Update 3 (9/12/14): US Army Colonel (ret.) Andrew Bacevich has a sound critique of the bankruptcy of Obama’s strategy.  Here’s an excerpt:

Destroying what Obama calls the Islamic State of Iraq and the Levant won’t create an effective and legitimate Iraqi state. It won’t restore the possibility of a democratic Egypt. It won’t dissuade Saudi Arabia from funding jihadists. It won’t pull Libya back from the brink of anarchy. It won’t end the Syrian civil war.  It won’t bring peace and harmony to Somalia and Yemen.

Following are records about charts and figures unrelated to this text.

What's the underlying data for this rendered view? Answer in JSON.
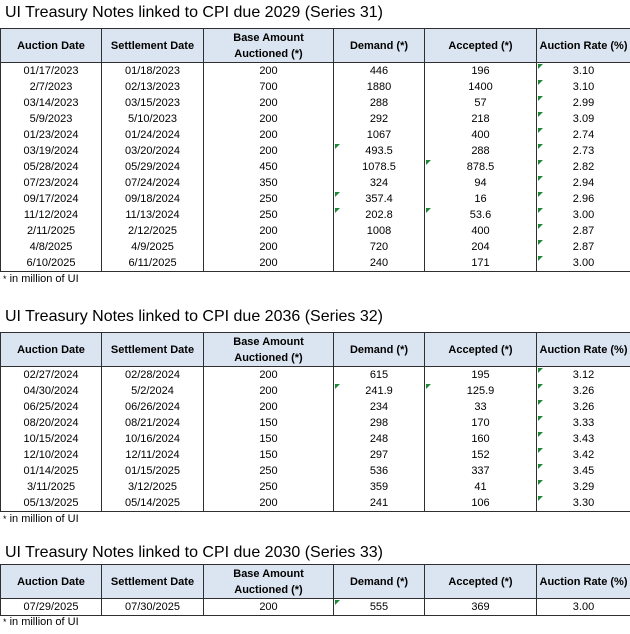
{
  "headers": [
    "Auction Date",
    "Settlement Date",
    "Base Amount Auctioned (*)",
    "Demand (*)",
    "Accepted (*)",
    "Auction Rate (%)"
  ],
  "footnote": "in million of UI",
  "footnote_marker": "*",
  "sections": [
    {
      "title": "UI Treasury Notes linked to CPI due 2029 (Series 31)",
      "rows": [
        [
          "01/17/2023",
          "01/18/2023",
          "200",
          "446",
          "196",
          "3.10"
        ],
        [
          "2/7/2023",
          "02/13/2023",
          "700",
          "1880",
          "1400",
          "3.10"
        ],
        [
          "03/14/2023",
          "03/15/2023",
          "200",
          "288",
          "57",
          "2.99"
        ],
        [
          "5/9/2023",
          "5/10/2023",
          "200",
          "292",
          "218",
          "3.09"
        ],
        [
          "01/23/2024",
          "01/24/2024",
          "200",
          "1067",
          "400",
          "2.74"
        ],
        [
          "03/19/2024",
          "03/20/2024",
          "200",
          "493.5",
          "288",
          "2.73"
        ],
        [
          "05/28/2024",
          "05/29/2024",
          "450",
          "1078.5",
          "878.5",
          "2.82"
        ],
        [
          "07/23/2024",
          "07/24/2024",
          "350",
          "324",
          "94",
          "2.94"
        ],
        [
          "09/17/2024",
          "09/18/2024",
          "250",
          "357.4",
          "16",
          "2.96"
        ],
        [
          "11/12/2024",
          "11/13/2024",
          "250",
          "202.8",
          "53.6",
          "3.00"
        ],
        [
          "2/11/2025",
          "2/12/2025",
          "200",
          "1008",
          "400",
          "2.87"
        ],
        [
          "4/8/2025",
          "4/9/2025",
          "200",
          "720",
          "204",
          "2.87"
        ],
        [
          "6/10/2025",
          "6/11/2025",
          "200",
          "240",
          "171",
          "3.00"
        ]
      ]
    },
    {
      "title": "UI Treasury Notes linked to CPI due 2036 (Series 32)",
      "rows": [
        [
          "02/27/2024",
          "02/28/2024",
          "200",
          "615",
          "195",
          "3.12"
        ],
        [
          "04/30/2024",
          "5/2/2024",
          "200",
          "241.9",
          "125.9",
          "3.26"
        ],
        [
          "06/25/2024",
          "06/26/2024",
          "200",
          "234",
          "33",
          "3.26"
        ],
        [
          "08/20/2024",
          "08/21/2024",
          "150",
          "298",
          "170",
          "3.33"
        ],
        [
          "10/15/2024",
          "10/16/2024",
          "150",
          "248",
          "160",
          "3.43"
        ],
        [
          "12/10/2024",
          "12/11/2024",
          "150",
          "297",
          "152",
          "3.42"
        ],
        [
          "01/14/2025",
          "01/15/2025",
          "250",
          "536",
          "337",
          "3.45"
        ],
        [
          "3/11/2025",
          "3/12/2025",
          "250",
          "359",
          "41",
          "3.29"
        ],
        [
          "05/13/2025",
          "05/14/2025",
          "200",
          "241",
          "106",
          "3.30"
        ]
      ]
    },
    {
      "title": "UI Treasury Notes linked to CPI due 2030 (Series 33)",
      "rows": [
        [
          "07/29/2025",
          "07/30/2025",
          "200",
          "555",
          "369",
          "3.00"
        ]
      ]
    }
  ],
  "cell_marker_color": "#1d8a3a",
  "header_fill": "#dbe5f1"
}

It won’t persuade the Taliban to lay down their arms in Afghanistan. It won’t end the perpetual crisis of Pakistan. It certainly won’t resolve the Israeli-Palestinian conflict.

All the military power in the world won’t solve those problems. Obama knows that. Yet he is allowing himself to be drawn back into the very war that he once correctly denounced as stupid and unnecessary — mostly because he and his advisers don’t know what else to do. Bombing has become his administration’s default option.

Rudderless and without a compass, the American ship of state continues to drift, guns blazing.